La parola è intesa come unità singola, come strumento o segno grazie al quale abbiamo la possibilità di esprimere un pensiero. Foucalt sostiene infatti che un atto discorsivo è “un pensiero rivestito dai segni e reso visibile dalle parole”. Per portare avanti il suo lavoro, Foucault spiega i principi metodologici che intende seguire:
- principio di rovesciamento: autore; disciplina; volontà di verità non sono fonti da cui il discorso fluisce libero e si moltiplica, ma fattori restrittivi di rarefazione del discorso.
- principio di discontinuità: autore; i discorsi sono pratiche discontinue, che si intrecciano, affiancano ma anche ignorano ed escludono. Non esiste una volta svelati i meccanismi di rarefazione del discorso, un mondo del non – detto da portare alla luce.
- principio di specificità: il discorso non spiega la natura del mondo e delle cose, è invece una pratica che si impone alle cose, non è una decifrazione meccanica del mondo. Il discorso, però, rende regolari gli eventi.
- principio dell’esteriorità: partire dal discorso per cercarne le possibilità esterne che l’hanno reso ciò che è (limitandolo), non decifrarne un possibile contenuto interno.
La scrittura è la traslitterazione della parola. Barthes la definisce come “la scienza dei godimenti del linguaggio, il modo in cui le parole vengono distribuite all'interno del testo”. Si può scrivere secondo due criteri: conformandosi e seguendo adeguatamente i canoni stabiliti dalle scuole, dalle buone maniere, dalla cultura, oppure si può scrivere utilizzando un metodo di scrittura mobile, vuoto, pronto a cambiare per assumere qualsiasi effetto l'autore voglia dargli. Si vedono così contrapposti due modelli di scrittura: il primo che ha come base la cultura, il secondo che invece mira a distruggere la cultura stessa. Il piacere del testo è dato da una via di mezzo tra questi due modi di scrivere. La tecnica che maggiormente attrae il lettore è la suspance, una improvvisa rottura del racconto che si spiega progressivamente e che fa crescere la voglia di sapere, la volontà di verità di cui parla Foucault.

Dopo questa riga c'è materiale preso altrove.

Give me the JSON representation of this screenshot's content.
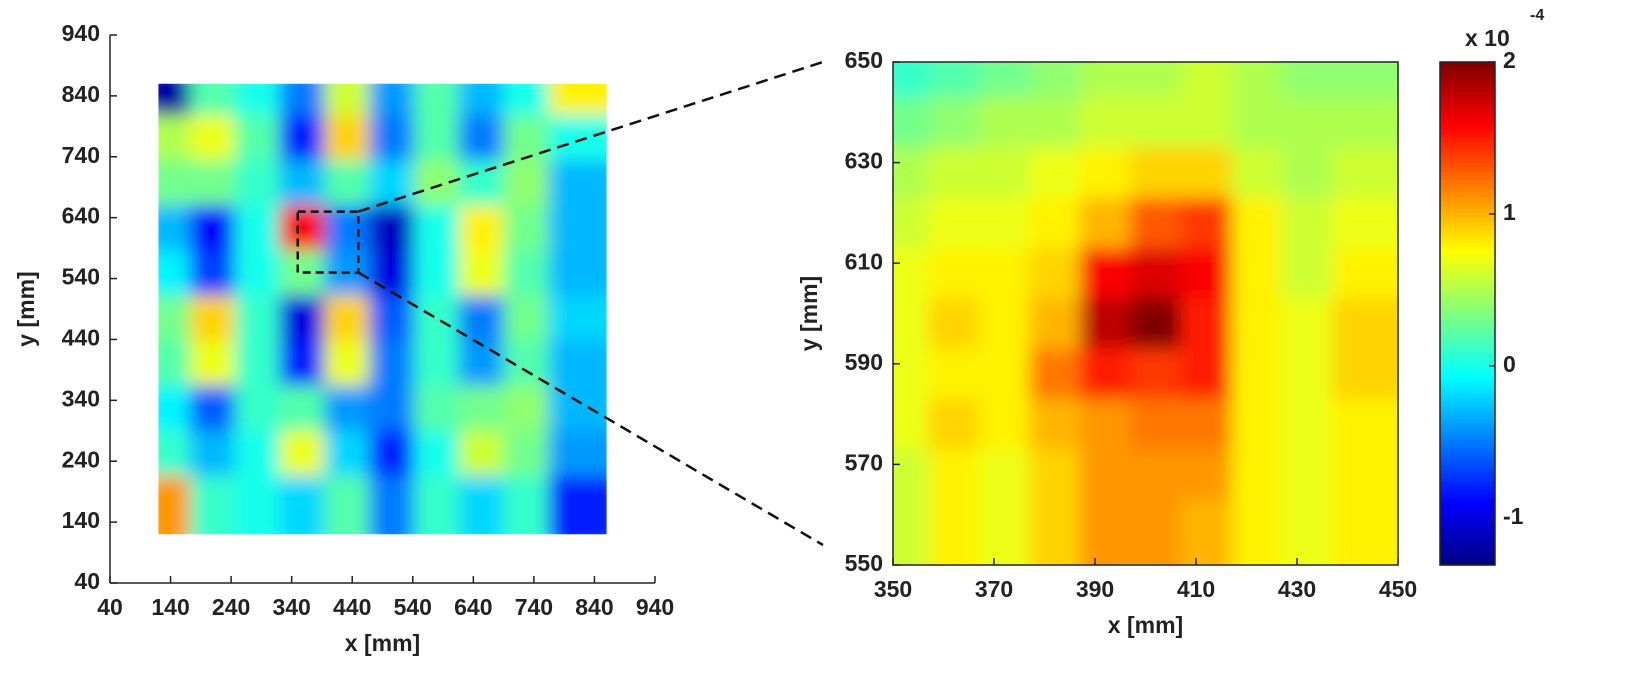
{
  "chart_data": [
    {
      "type": "heatmap",
      "xlabel": "x [mm]",
      "ylabel": "y [mm]",
      "xlim": [
        40,
        940
      ],
      "ylim": [
        40,
        940
      ],
      "xticks": [
        40,
        140,
        240,
        340,
        440,
        540,
        640,
        740,
        840,
        940
      ],
      "yticks": [
        40,
        140,
        240,
        340,
        440,
        540,
        640,
        740,
        840,
        940
      ],
      "clim": [
        -1.31,
        2
      ],
      "colormap": "jet",
      "x": [
        157,
        231,
        305,
        379,
        453,
        527,
        601,
        675,
        749,
        823
      ],
      "y": [
        823,
        749,
        675,
        601,
        527,
        453,
        379,
        305,
        231,
        157
      ],
      "values": [
        [
          -1.2,
          0.2,
          0,
          -0.5,
          0.6,
          -0.4,
          0.2,
          -0.3,
          0,
          0.8
        ],
        [
          0.5,
          0.7,
          0.2,
          -0.8,
          0.9,
          -0.5,
          0.2,
          -0.5,
          0.3,
          0
        ],
        [
          0.3,
          0.3,
          0.1,
          -0.3,
          0.2,
          -0.2,
          0.4,
          0.1,
          0.4,
          -0.3
        ],
        [
          -0.3,
          -0.9,
          0,
          1.6,
          -0.5,
          -1.1,
          0,
          0.8,
          0.3,
          -0.3
        ],
        [
          -0.1,
          -0.7,
          0,
          0.3,
          -0.4,
          -1.0,
          0,
          0.7,
          0.2,
          -0.3
        ],
        [
          0.3,
          0.9,
          0.1,
          -1.0,
          0.9,
          -0.6,
          0.1,
          -0.5,
          0.3,
          -0.2
        ],
        [
          0.2,
          0.7,
          0.1,
          -0.8,
          0.7,
          -0.5,
          0.1,
          -0.4,
          0.2,
          -0.3
        ],
        [
          -0.1,
          -0.6,
          0.1,
          0.2,
          -0.4,
          -0.5,
          0.2,
          0.3,
          0.4,
          -0.3
        ],
        [
          0.1,
          -0.3,
          0,
          0.7,
          -0.2,
          -0.8,
          0,
          0.6,
          0.3,
          -0.4
        ],
        [
          1.1,
          0.1,
          0,
          -0.2,
          0.2,
          -0.5,
          0.1,
          -0.2,
          0.1,
          -0.8
        ]
      ]
    },
    {
      "type": "heatmap",
      "xlabel": "x [mm]",
      "ylabel": "y [mm]",
      "xlim": [
        350,
        450
      ],
      "ylim": [
        550,
        650
      ],
      "xticks": [
        350,
        370,
        390,
        410,
        430,
        450
      ],
      "yticks": [
        550,
        570,
        590,
        610,
        630,
        650
      ],
      "clim": [
        -1.31,
        2
      ],
      "colormap": "jet",
      "colorbar_ticks": [
        -1,
        0,
        1,
        2
      ],
      "colorbar_label": "x 10",
      "colorbar_exponent": "-4",
      "x": [
        355,
        365,
        375,
        385,
        395,
        405,
        415,
        425,
        435,
        445
      ],
      "y": [
        645,
        635,
        625,
        615,
        605,
        595,
        585,
        575,
        565,
        555
      ],
      "values": [
        [
          0.1,
          0.2,
          0.3,
          0.4,
          0.5,
          0.5,
          0.6,
          0.5,
          0.4,
          0.4
        ],
        [
          0.3,
          0.4,
          0.5,
          0.5,
          0.6,
          0.6,
          0.6,
          0.5,
          0.5,
          0.5
        ],
        [
          0.5,
          0.6,
          0.6,
          0.7,
          0.8,
          0.9,
          0.9,
          0.6,
          0.5,
          0.6
        ],
        [
          0.6,
          0.7,
          0.7,
          0.8,
          1.0,
          1.3,
          1.4,
          0.8,
          0.6,
          0.7
        ],
        [
          0.7,
          0.8,
          0.8,
          0.9,
          1.6,
          1.7,
          1.6,
          0.8,
          0.6,
          0.8
        ],
        [
          0.7,
          0.9,
          0.8,
          1.0,
          1.8,
          2.0,
          1.5,
          0.8,
          0.7,
          0.9
        ],
        [
          0.7,
          0.8,
          0.8,
          1.2,
          1.5,
          1.4,
          1.5,
          0.8,
          0.7,
          0.9
        ],
        [
          0.7,
          0.9,
          0.8,
          1.0,
          1.1,
          1.2,
          1.2,
          0.8,
          0.7,
          0.8
        ],
        [
          0.6,
          0.8,
          0.7,
          0.9,
          1.1,
          1.1,
          1.1,
          0.8,
          0.7,
          0.8
        ],
        [
          0.6,
          0.8,
          0.7,
          0.9,
          1.1,
          1.1,
          1.0,
          0.8,
          0.7,
          0.8
        ]
      ]
    }
  ]
}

La frase è la misura logica di un discorso, quando è compiuta, rende compiuto anche il discorso stesso. La frase è gerarchica, al suo interno si riscontrano infatti delle reggenze e delle subordinazioni. Barthes la paragona al “gioco degli scacchi: immutabile per quanto riguarda la struttura, ma infinitamente rinnovabile nel suo contenuto”.